The Psychology Behind the Headline
The phrase "Champions Close Deals" flips the common narrative that reps close deals through sheer persistence. Instead, it attributes success to the people inside the buyer’s organization who risk their credibility to champion your solution. This shift is backed by behavioral science: when reps internalize that their job is to equip others to sell internally, they spend more time on discovery and value-building rather than chasing objections. The banner serves as a subtle nudge to prioritize champion development over activity metrics—a mindset that correlates with higher win rates in enterprise sales cycles lasting 6-12 months.
Sources
- MEDDICC / MEDDPICC — sales qualification methodology where "Champion" is a core, named criterion for a winnable enterprise deal (meddicc.com).
- Gartner — B2B buying research on multi-stakeholder buying groups and how purchase decisions stall without internal alignment (gartner.com).
- Harvard Business Review — coverage of consensus-based B2B buying and the role of internal advocates in complex sales.
- Gartner / former CEB "Challenger" research — work on "Mobilizers," the internal stakeholders most able to drive change inside a buying organization.
- HubSpot Sales Blog — practical guides on identifying and developing a champion within a target account (hubspot.com).
- Salesforce — sales methodology and pipeline resources on multi-threading deals across a buying committee (salesforce.com).
FAQ
What is the "Champions Close Deals — Banner"? It's a free, downloadable banner graphic for sales teams. It pairs the "Champions Close Deals" headline with the four-step champion-building motion (build, test, mobilize, reference). You can recolor it to your brand, change or remove the background, and download it as an SVG or PNG with no sign-up and no watermark.

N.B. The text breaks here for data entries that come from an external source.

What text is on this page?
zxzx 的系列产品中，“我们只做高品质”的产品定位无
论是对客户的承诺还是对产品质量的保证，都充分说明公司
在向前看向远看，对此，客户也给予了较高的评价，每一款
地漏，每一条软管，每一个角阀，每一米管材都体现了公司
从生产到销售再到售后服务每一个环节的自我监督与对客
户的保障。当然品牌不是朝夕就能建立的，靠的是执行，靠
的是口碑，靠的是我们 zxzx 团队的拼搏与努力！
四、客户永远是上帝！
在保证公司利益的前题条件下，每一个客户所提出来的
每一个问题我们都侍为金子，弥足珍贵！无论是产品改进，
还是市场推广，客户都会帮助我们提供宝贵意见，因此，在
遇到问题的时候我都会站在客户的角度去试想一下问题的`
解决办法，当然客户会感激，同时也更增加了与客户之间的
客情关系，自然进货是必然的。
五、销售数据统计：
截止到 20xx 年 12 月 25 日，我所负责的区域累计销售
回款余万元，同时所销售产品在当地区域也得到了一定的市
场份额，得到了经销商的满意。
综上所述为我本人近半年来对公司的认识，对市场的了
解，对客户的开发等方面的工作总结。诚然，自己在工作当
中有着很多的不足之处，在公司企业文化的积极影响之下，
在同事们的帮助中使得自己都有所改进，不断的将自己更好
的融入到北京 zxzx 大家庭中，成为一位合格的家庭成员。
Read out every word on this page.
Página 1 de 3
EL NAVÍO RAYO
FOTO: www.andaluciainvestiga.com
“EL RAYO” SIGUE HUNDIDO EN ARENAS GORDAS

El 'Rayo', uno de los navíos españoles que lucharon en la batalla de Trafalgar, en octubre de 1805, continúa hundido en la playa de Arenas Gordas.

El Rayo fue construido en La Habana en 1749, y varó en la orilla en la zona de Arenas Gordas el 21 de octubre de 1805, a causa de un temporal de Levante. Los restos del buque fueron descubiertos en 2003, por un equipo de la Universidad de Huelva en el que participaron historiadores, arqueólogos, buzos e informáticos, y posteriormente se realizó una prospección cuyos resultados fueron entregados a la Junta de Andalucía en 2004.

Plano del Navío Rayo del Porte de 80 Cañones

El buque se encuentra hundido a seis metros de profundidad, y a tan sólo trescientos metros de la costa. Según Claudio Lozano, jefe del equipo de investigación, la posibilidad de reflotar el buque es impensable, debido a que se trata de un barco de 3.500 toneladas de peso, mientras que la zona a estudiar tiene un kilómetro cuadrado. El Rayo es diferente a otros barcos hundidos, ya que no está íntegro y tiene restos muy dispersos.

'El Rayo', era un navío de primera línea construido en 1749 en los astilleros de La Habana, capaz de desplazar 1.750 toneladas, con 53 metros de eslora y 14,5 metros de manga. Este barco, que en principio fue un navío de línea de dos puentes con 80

What does "champion" mean here — is it just a top sales rep? No. In B2B sales a "champion" is the person *inside the buyer's organization* who has influence over the decision and actively sells your solution internally when you're not in the room. The banner is a reminder that deals close when a rep develops and equips that internal champion — it's not a "salesperson of the month" award.
How do I recolor and download it? Use the color picker on this page to set your team or company colors, switch the background (solid or transparent), then export. SVG keeps it sharp at any size for print or web; PNG is ready to upload anywhere that wants a raster image. There's no account required and no cost.
Where can I actually use this banner? Anywhere a sales team gathers attention: a sales-floor wall print, a Slack or Teams channel header, a kickoff or QBR title slide, a LinkedIn banner, or a divider in a deck. The SVG drops cleanly into PowerPoint, Google Slides, Canva, and Figma.
Is there a sponsored element on this page? Yes. The page includes a clearly labeled "Sponsored" card for Kory White, a Fractional CRO. It's marked as sponsored and is separate from the free graphic — the banner, its license, and the download are independent of the sponsorship and cost nothing.
Is the banner free, and can I use it commercially? Yes on both counts. The graphic is free to use with no attribution required, including for internal company and commercial use. There is no per-banner fee, license tier, or custom-quote process — what you see is the full offer.